Behoefte aan circulair materiaal

Daarnaast verdwijnen er van de materialen die broodnodig zijn nog steeds te veel uit de kringloop, waardoor het ook lastig wordt om te komen tot gevels met een steeds hoger percentage materiaal van circulaire komaf. Het materiaal verdwijnt naar andere continenten, naar laagwaardige toepassingen, andere kringlopen of nog deels richting verbranding of stort.   

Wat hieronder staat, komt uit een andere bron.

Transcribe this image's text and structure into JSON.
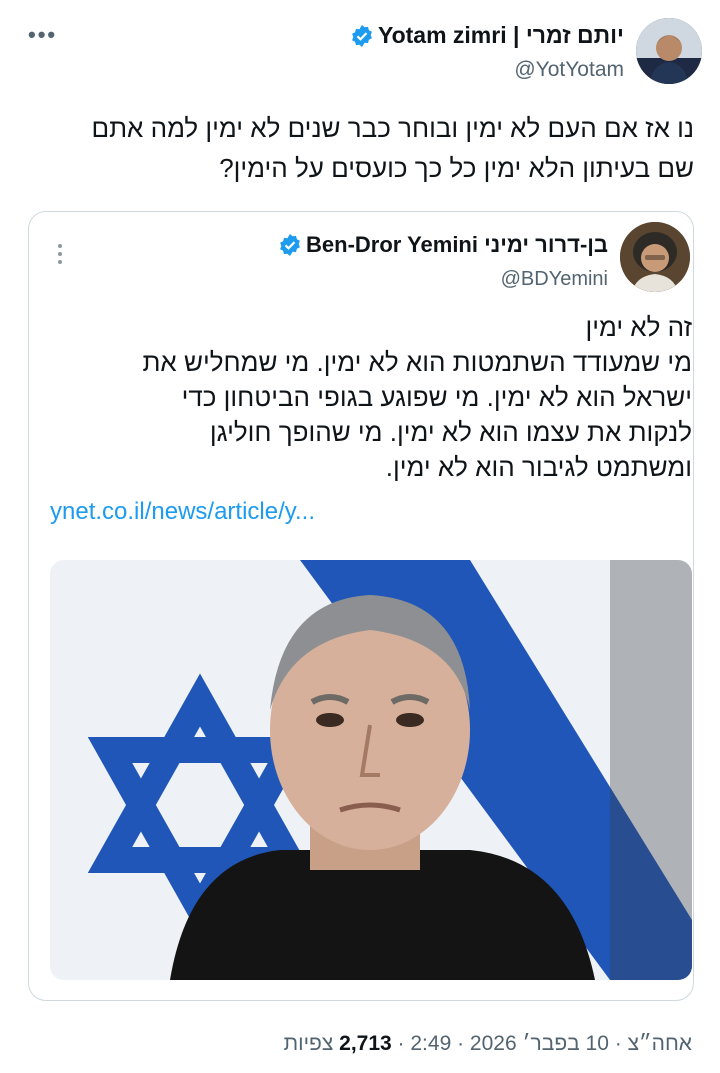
{
  "tweet": {
    "author_name": "Yotam zimri | יותם זמרי",
    "handle": "@YotYotam",
    "text_lines": [
      "נו אז אם העם לא ימין ובוחר כבר שנים לא ימין למה אתם",
      "שם בעיתון הלא ימין כל כך כועסים על הימין?"
    ]
  },
  "quoted": {
    "author_name": "Ben-Dror Yemini בן-דרור ימיני",
    "handle": "@BDYemini",
    "text_lines": [
      "זה לא ימין",
      "מי שמעודד השתמטות הוא לא ימין. מי שמחליש את",
      "ישראל הוא לא ימין. מי שפוגע בגופי הביטחון כדי",
      "לנקות את עצמו הוא לא ימין. מי שהופך חוליגן",
      "ומשתמט לגיבור הוא לא ימין."
    ],
    "link": "ynet.co.il/news/article/y..."
  },
  "footer": {
    "time": "אחה״צ · 10 בפבר׳ 2026 · 2:49",
    "views_count": "2,713",
    "views_label": "צפיות"
  },
  "colors": {
    "accent": "#1d9bf0",
    "muted": "#536471",
    "border": "#cfd9de"
  },
  "icons": [
    "more-horizontal-icon",
    "verified-badge-icon",
    "more-vertical-icon"
  ]
}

De prognoses wijzen op een tot 2030 toenemende behoefte aan gebouwen, dus ‘gevelvoorraad’. Dat is voor gevelbedrijven in principe positief nieuws. Maar dan is dus wel alles wat uit de gevel komt nodig… en meer… om via hergebruik of recycling de gevel weer in te gaan.

Vrijwillig voor hoe lang

Verder zijn het Rijk en Europa steeds meer genegen met financiële maatregelen te gaan sturen, zoals bijvoorbeeld het beprijzen van CO2 uitstoot. Dan zal het ‘onveranderd doorgaan als altijd’ straks impact hebben op winstgevendheid. Nu is nog veel vrijwillig. De vraag is niet of dat zo blijft, maar hoe lang. Het aanwijzen van milieuprestatieberekeningen in het Bouwbesluit is daar een goed voorbeeld van. Wellicht wordt het nog niet altijd nageleefd en zijn de grenswaarden ruim gesteld, maar deze berekeningen zijn wel verplicht. Het punt is dat richting 2030 stapsgewijs deze grenswaarden worden gehalveerd. Wie dan zijn milieuprestaties niet op orde heeft, komt langzamerhand in de knel. En dat is voor de gevelbouw niet nodig, als nu de juiste stappen worden gezet.

Verkenning

Om de circulaire potentie te bepalen en conclusies te trekken, is niet over een nacht ijs gegaan. Het ministerie van Infrastructuur en Waterstaat en het ministerie van Binnenlandse Zaken en Koninkrijksrelaties hebben een verkennend onderzoek in de markt gezet om de transitie naar een circulaire gevel­economie nader te onderzoeken. Dit onderzoek is afgelopen zomer afgerond. 

Bij de uitvoering van het onderzoek waren de volgende brancheverenigingen nauw betrokken: Vereniging Metalen Ramen en Gevelbranche (VMRG), Vereniging Kunststof Gevelelementenindustrie (VKG), Nederlandse Branchevereniging voor de Timmerindustrie (NBvT), Vlakglasrecycling Nederland (VRN) en Algemene Branchevereniging Hang- en Sluitwerk (VHS). Het onderzoek-consortium onder leiding van Alba Concepts heeft tevens circa 50 lidbedrijven en stakeholders geïnterviewd. Binnen het onderzoek is aandacht besteed aan alle aspecten die een rol kunnen spelen om de circulariteit te verhogen. Denk aan ‘losmaakbaarheid’: hoe goed zijn onderdelen te demonteren zonder schade? Of bijvoorbeeld, wat is het effect als de materiaalstromen veranderen en meer wordt teruggewonnen uit de gevelvoorraad voor nieuwe gevels of hergebruik? 

Scenario’s 

In het onderzoek is ook rekening gehouden met de invloed van verschillende scenario’s.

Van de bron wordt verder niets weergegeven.